The search engines began scanning the Thomson Gale data Thursday, but it could be awhile before the material starts to emerge in search results.

Both Google and Yahoo have been eager to include more library resources in their search indexes.

Mountain View-based Google last year launched an ambitious project to scan millions of books into its index, raising copyright objections from some publishers. Meanwhile, Sunnyvale-based Yahoo has been working with the Library of Congress to scan previously inaccessible documents.

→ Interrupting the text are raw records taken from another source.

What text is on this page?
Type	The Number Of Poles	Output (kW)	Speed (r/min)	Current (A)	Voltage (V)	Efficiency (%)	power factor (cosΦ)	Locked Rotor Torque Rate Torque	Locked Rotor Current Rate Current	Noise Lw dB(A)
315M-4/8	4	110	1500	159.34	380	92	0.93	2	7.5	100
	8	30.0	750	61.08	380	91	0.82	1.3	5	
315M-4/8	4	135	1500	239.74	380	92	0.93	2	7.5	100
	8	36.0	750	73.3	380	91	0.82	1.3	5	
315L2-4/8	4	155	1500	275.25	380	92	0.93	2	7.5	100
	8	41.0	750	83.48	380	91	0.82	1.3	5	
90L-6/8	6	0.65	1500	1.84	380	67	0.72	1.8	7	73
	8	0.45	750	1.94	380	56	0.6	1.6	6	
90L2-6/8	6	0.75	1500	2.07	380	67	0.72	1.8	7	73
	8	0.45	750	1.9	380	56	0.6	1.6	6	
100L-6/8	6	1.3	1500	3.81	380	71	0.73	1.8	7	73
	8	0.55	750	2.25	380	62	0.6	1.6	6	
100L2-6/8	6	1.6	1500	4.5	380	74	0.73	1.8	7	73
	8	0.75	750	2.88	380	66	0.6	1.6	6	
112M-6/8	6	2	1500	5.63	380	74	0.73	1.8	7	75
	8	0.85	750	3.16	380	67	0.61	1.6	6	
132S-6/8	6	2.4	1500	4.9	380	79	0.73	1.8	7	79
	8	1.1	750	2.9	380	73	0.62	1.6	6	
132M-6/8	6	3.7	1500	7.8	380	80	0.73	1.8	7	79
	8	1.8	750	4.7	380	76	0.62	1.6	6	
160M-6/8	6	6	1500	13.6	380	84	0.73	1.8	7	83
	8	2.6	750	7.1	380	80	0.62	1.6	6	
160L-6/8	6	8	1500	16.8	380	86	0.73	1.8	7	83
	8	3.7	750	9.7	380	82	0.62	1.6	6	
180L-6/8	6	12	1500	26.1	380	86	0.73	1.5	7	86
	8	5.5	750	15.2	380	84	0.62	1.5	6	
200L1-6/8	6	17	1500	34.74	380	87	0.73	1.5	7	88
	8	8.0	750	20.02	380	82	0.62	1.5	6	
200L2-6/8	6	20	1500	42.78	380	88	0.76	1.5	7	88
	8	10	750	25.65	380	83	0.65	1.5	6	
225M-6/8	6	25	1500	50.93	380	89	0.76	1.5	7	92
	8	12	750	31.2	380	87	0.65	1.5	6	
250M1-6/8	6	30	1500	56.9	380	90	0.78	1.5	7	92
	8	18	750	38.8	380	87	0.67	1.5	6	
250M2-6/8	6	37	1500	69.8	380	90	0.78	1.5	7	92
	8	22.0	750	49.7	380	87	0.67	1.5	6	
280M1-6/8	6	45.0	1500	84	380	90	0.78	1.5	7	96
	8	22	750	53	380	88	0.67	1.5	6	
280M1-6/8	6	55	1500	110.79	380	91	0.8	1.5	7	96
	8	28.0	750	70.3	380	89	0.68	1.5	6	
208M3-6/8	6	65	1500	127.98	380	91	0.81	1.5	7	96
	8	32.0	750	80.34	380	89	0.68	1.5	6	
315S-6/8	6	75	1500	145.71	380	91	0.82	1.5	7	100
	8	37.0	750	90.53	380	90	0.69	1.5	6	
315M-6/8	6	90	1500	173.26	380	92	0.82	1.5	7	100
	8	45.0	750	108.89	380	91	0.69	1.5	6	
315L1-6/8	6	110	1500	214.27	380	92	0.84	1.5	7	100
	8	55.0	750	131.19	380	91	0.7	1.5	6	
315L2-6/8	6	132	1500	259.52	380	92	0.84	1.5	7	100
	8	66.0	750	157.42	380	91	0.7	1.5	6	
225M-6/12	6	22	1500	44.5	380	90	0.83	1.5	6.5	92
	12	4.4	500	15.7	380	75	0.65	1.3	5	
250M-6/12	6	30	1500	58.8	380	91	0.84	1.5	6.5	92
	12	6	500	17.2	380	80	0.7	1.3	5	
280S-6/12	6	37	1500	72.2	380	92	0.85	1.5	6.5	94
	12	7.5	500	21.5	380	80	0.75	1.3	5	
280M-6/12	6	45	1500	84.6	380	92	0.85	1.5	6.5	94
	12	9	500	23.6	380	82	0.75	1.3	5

Not everyone will be able to view the Thomson Gale material when it turns up in a search result. Reading the full text requires membership in one of the participating libraries. That requirement threatens to frustrate search engine users whose local libraries either don't subscribe to Thomson Gale data or aren't participating in the pilot project. Thomson Gale plans to keep increasing the number of libraries as the test progresses.

Search engine indexes contain billions of Web pages, meaning the library results will be mixed in with a jumble of commercial sites. For those that want to confine their searches to library material, Thomson Gale is running a specialty site, www.accessmylibrary.com, to process requests.

Thomson Gale's cooperation with search engines could be a boon to libraries, said Clara Bohrer, president of the Public Library Association.

"It's a real positive step," Bohrer said. "Most libraries just haven't been able to get the word out about all the wonderful resources that they have online. Hopefully, people will start finding more information through these searches and say, 'Gee, maybe I better go check out my local library's Web site and to see what else I can find there.' "

Libraries that don't subscribe to Thomson Gale's services -- either because they can't afford it or don't think their members would use the material -- might feel shortchanged, Bohrer said.

Thomson Gale is owned by Thomson Corp., a Toronto-based company that earned $1 billion last year on revenue of $8.1 billion.